The untimely death of harpsichordist Frances Cole at age 45 in 1983 came as a shock to the Baroque music community in New York City and the vicinity. Cole had rapidly gained a high reputation among harpsichordists and other musicians in her field. She had served for a time as a music commentator on the long-running television series ‘CBS Sunday Morning’ and made two appearances during which she played her instrument on ‘Mr. Rogers’ Neighborhood,’ a landmark television program for children. She taught at Westminster Choir College and Queens College. Her late colleague Kenneth Cooper called her “a superb player. Fran was a spicy, adventurous and unconventional lady, sharp-witted and very generous, much fun to be with. She had to be well-loved and well-respected to have attracted such an assemblage of genius, all, probably, gratis.”
After hearing some of the material on this CD, Cooper added, “It is amazingly adventurous and fearless playing, a most unusual feature at this moment in musical history.
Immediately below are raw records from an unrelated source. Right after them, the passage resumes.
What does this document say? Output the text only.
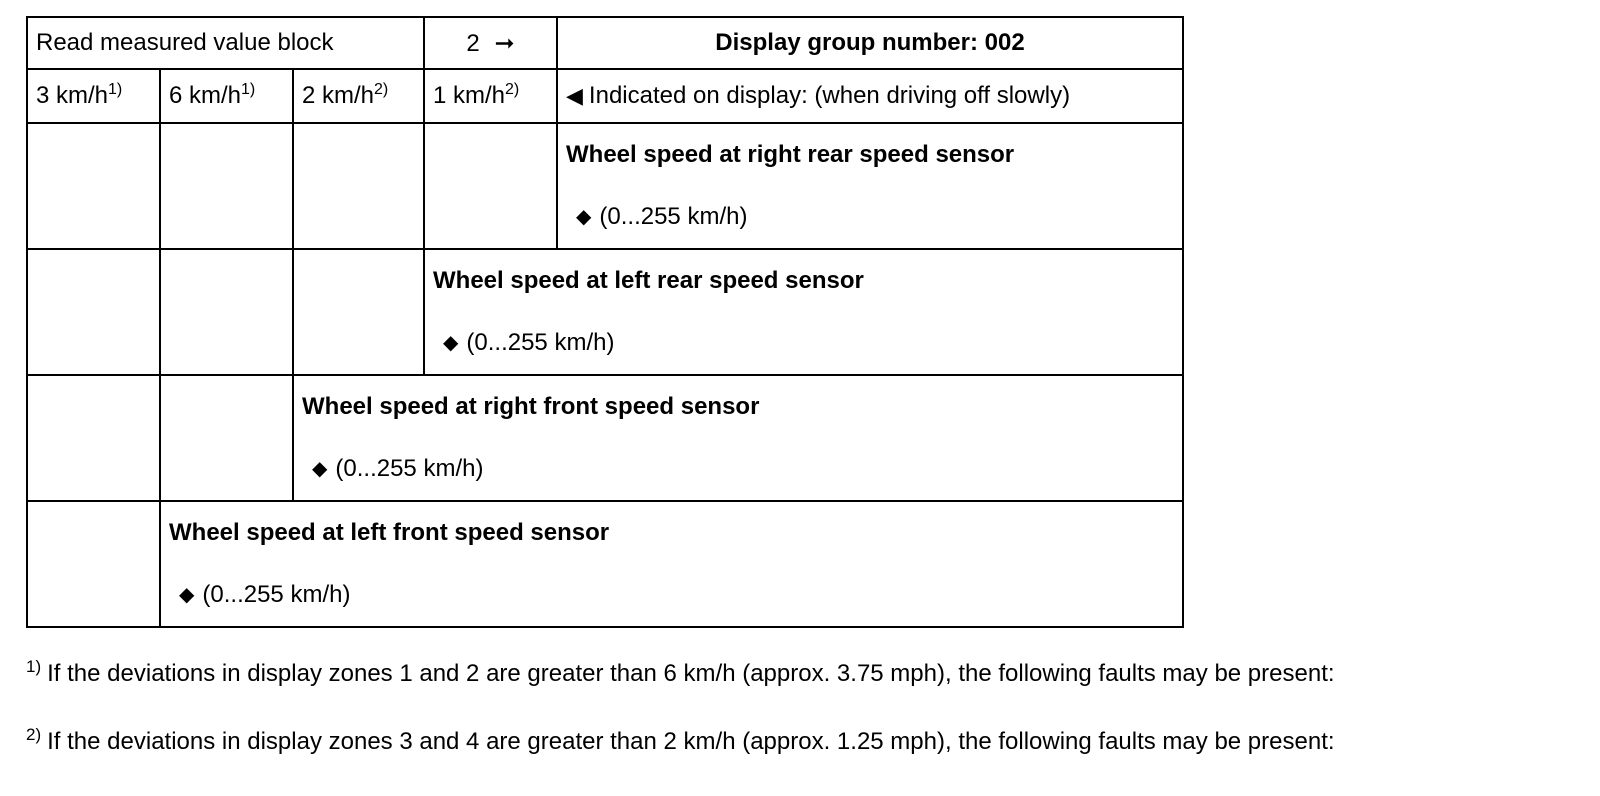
Read measured value block			2 ➞	Display group number: 002
3 $km/h^{1)}$	6 $km/h^{1)}$	2 $km/h^{2)}$	1 $km/h^{2)}$	◀ Indicated on display: (when driving off slowly)

				Wheel speed at right rear speed sensor
◆ (0...255 km/h)

			Wheel speed at left rear speed sensor
◆ (0...255 km/h)	

		Wheel speed at right front speed sensor
◆ (0...255 km/h)		

	Wheel speed at left front speed sensor
◆ (0...255 km/h)			
$^{1)}$ If the deviations in display zones 1 and 2 are greater than 6 km/h (approx. 3.75 mph), the following faults may be present:
$^{2)}$ If the deviations in display zones 3 and 4 are greater than 2 km/h (approx. 1.25 mph), the following faults may be present:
She and her playing are very much missed.”
Her legacy was almost forgotten, but Parnassus Records’ executive producer Leslie Gerber writes, “Having heard a broadcast of Cole’s playing in the late 1970s, I have been chasing some recording of her playing ever since. This decades-long quest has been facilitated by quite a number of people. Librarian Randye Jones enabled my contact with Westminster Choir College librarian Kenneth Kauffman, whose tapes I was able to bring to audio wizard Steve Smolian for preservation and restoration.”
Cole’s repertoire was surprisingly wide and eclectic, ranging from Baroque masterpieces to György Ligeti’s “Continuum”, heard here in what is one of the first American performances – if not the first – of this enormously challenging postwar masterpiece.
“The Lost Art of Frances Cole” is one of the first in Parnassus Records’ “Black Swans” series, showcasing rare classical recordings by Black artists.